Но женщине, видимо, хотелось теперь «пошиковать», пожить всласть, пользуясь немалым положением мужа. В отчаянии – злословили – и кинулась она в объятия своего коллеги. Но что в этой истории правда, а что вымысел и напраслина, – могли, наверное, сказать только сами супруги Смагины. Однако она с дочерью вскоре уехала к родственникам в соседнюю область и где-то там затерялась; Смагин её судьбой не интересовался, и хотя переписывался с Верой, но о матери не справлялся.

Смагин бывал предельно и нещадно крутым в своих решениях. Его считали максималистом. Сам он никому и ничего о своих не простых личных обстоятельствах не говорил, не пояснял. Его же молодой друг хотя и был наслышан о многом и всяческом, в душу, однако, не лез, к тому же «покалякать» они любили совсем о иных материях – о больших вопросах жизни.

Глава 24

Людмила иногда приходила на завод к отцу, припозднившемуся за беседой с Афанасием, и ласково упрекала его:

– Папа! Как так можно: сидишь без ужина, пробавляешься чайком и пряничками. Наверное, и пообедать забыл? Живёшь монах монахом, впроголодь. Исхудал – страсть! Постишься, что ли?

– Сытый коммунизм строить не будет, – снисходительно усмехался Смагин ёжиком своих замечательных усов.

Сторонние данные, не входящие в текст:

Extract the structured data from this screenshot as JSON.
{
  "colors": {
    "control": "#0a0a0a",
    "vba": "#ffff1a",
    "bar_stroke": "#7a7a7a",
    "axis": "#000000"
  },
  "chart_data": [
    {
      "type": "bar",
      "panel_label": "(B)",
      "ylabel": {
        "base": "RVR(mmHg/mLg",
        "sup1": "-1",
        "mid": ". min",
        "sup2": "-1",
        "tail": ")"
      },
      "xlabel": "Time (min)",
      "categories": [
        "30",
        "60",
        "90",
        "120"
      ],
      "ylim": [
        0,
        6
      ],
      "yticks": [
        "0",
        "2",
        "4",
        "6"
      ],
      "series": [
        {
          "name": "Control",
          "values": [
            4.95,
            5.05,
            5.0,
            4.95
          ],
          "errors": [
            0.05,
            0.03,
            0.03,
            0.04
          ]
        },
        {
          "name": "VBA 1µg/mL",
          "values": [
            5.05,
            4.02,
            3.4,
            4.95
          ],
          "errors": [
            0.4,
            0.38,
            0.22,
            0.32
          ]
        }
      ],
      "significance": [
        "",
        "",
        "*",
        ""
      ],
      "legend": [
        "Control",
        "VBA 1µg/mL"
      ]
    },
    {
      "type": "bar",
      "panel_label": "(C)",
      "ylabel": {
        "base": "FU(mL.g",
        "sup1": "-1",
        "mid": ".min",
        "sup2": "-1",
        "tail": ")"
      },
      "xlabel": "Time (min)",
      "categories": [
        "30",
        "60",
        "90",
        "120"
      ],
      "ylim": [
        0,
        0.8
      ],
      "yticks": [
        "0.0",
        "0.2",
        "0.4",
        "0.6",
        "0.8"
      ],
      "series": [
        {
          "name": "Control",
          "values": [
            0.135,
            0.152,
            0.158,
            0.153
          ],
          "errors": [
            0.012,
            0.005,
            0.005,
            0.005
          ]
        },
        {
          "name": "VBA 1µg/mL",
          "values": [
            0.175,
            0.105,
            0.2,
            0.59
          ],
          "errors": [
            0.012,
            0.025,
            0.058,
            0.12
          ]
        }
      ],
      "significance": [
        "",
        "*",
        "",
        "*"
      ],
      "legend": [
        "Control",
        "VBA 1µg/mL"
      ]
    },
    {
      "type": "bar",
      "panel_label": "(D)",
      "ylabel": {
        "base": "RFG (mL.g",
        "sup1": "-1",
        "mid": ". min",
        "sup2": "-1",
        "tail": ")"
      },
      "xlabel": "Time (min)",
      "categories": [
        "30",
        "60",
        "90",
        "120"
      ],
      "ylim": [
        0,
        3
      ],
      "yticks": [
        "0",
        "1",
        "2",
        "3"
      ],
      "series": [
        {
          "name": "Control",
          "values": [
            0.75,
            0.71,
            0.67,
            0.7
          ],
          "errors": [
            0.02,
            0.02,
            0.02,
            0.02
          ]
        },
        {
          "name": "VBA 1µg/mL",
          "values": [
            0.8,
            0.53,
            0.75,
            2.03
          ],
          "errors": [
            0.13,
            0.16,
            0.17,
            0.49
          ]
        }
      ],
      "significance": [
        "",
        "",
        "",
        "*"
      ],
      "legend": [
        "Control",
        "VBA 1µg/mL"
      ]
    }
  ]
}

– Но и голодный немного совершит, а то и не дотянет до финиша, – мягко увещевала дочь.

– У коммунизма не может быть финиша: он на все времена, – наставительно произносил Смагин.

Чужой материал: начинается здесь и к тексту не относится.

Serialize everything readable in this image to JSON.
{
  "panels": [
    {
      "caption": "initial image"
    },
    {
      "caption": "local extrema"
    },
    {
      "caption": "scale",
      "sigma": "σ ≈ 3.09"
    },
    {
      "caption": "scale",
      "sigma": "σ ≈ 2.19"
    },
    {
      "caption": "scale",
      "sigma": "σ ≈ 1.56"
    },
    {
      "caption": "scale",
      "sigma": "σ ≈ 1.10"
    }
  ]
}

– Конечно, конечно, папа, – охотно соглашалась дочь.

Вынимала из авоськи кульки и кастрюльки с провизией – принималась потчевать отца.

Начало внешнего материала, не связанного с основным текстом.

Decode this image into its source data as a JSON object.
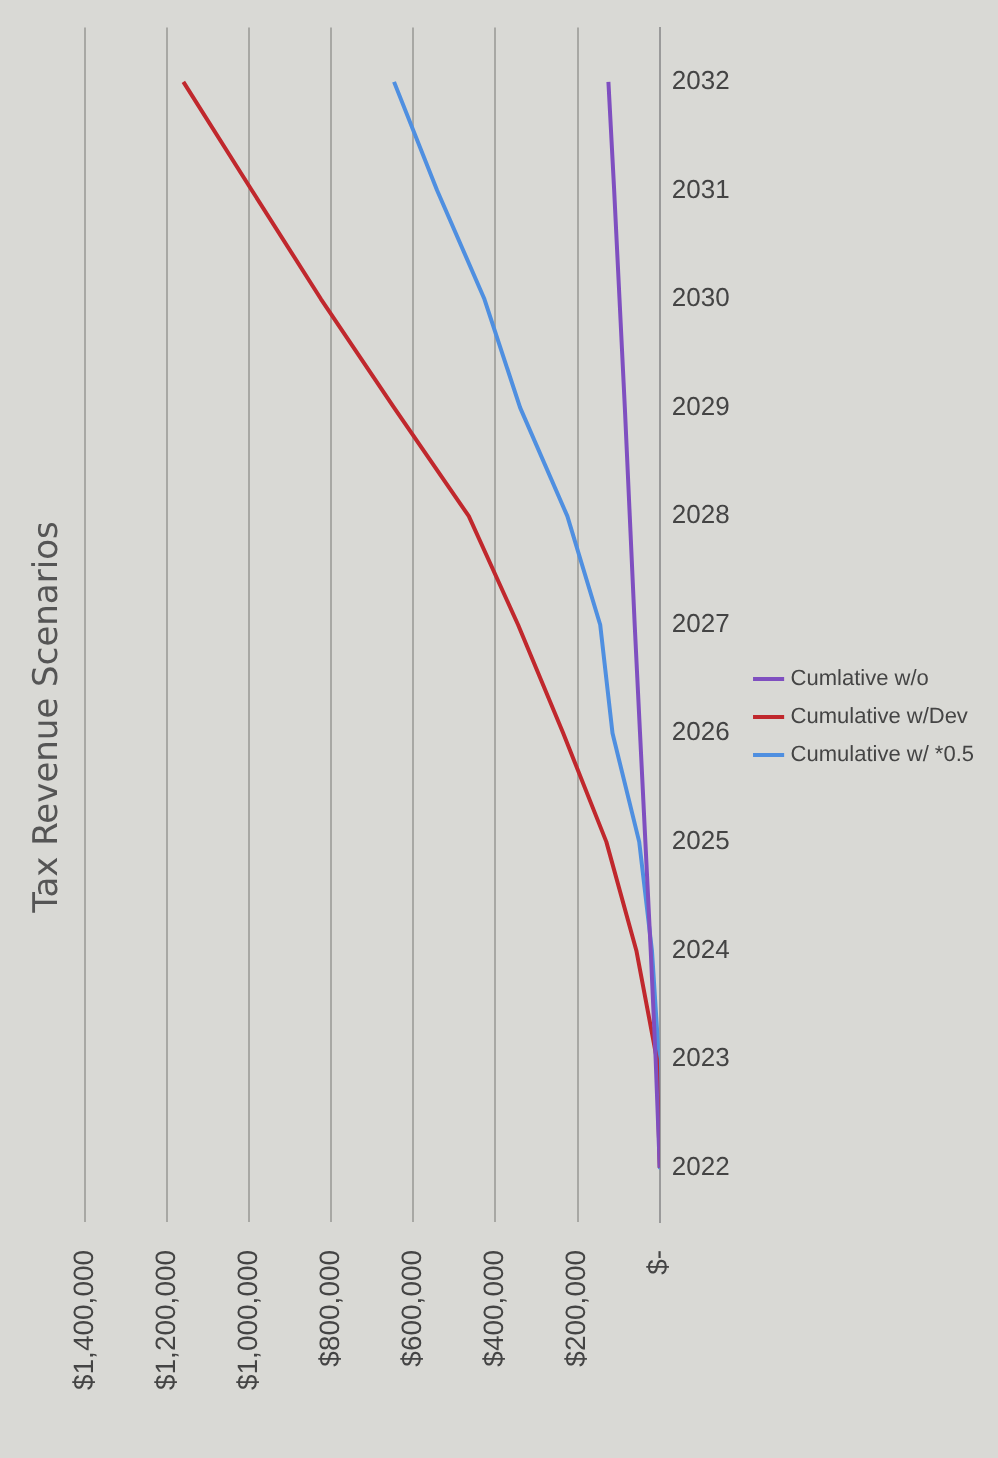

Робко приглашала к столу Афанасия. Встречаясь с ним глазами – сбивалась, пунцовела. Афанасий тоже отчего-то волновался в её присутствии, становился каким-то молчаливым, неловким, даже несмелым.

Иван Николаевич с неестественно хмурой улыбкой поглядывал на обоих, но ничего не говорил, потому что сказать-то, по-видимому, следовало было вот что: да не влюбились ли вы друг в друга, друзья мои ситцевые? Отец боготворил дочь и какой более лучшей партии для неё, засидевшейся в невестах, он мог бы пожелать, кроме как Афанасия, – «умняги мóлодца», хвалил он его где доводилось, «геркулеса», «да к тому же трезвенника», «да уже кандидата в члены партии»?

Но нравилась ли Афанасию Людмила?

С некоторых пор он стал присматриваться к ней.

Выстораживал взглядом её серенькие с жидкой голубинкой добрые глаза. Но – ни на миг не забывались ни рассудком, ни сердцем другие глаза – её глаза, невозможные, чародейные: светлые, лучащиеся чёрным глубинным огнём, который то вспыхнет, то пригаснет.

Украдкой оглядывал мягкую, женственно полноватую и, казалось ему, без единой косточки, без единого острого угла-выступа фигуру Людмилы. Но – тревожил и манил лишь её стан: с осиной талией, с нервной изгибистой спиной, с повитью тонких подвижных косточек, выпирающих под одеждой. Вся вроде бы и лёгкая, вот-вот, нередко представлялось Афанасию, вспархнёт, взовьётся к выси, однако руки его помнили её тело – неуступчивое, если что не по ней, сильное, работящее. Видел: Екатерина и дрова колола, и доски ворочала, и огород лопатой вскапывала, и вёдрами воду носила, да и кому ещё, если семья – три женщины.

Вслушивался в голос Людмилы, который в своём врождённом пришипетывании сладкозвучно журчал, вливая в душу собеседника успокоение, даже порождая какое-то состояние неги, умиротворения. Но – в Афанасии жил, явственно и полно звуча в памяти, её голос – редко не напряжённый, какой-то неявный, неопределяемый, едва затрагивал воздух – и пропадал.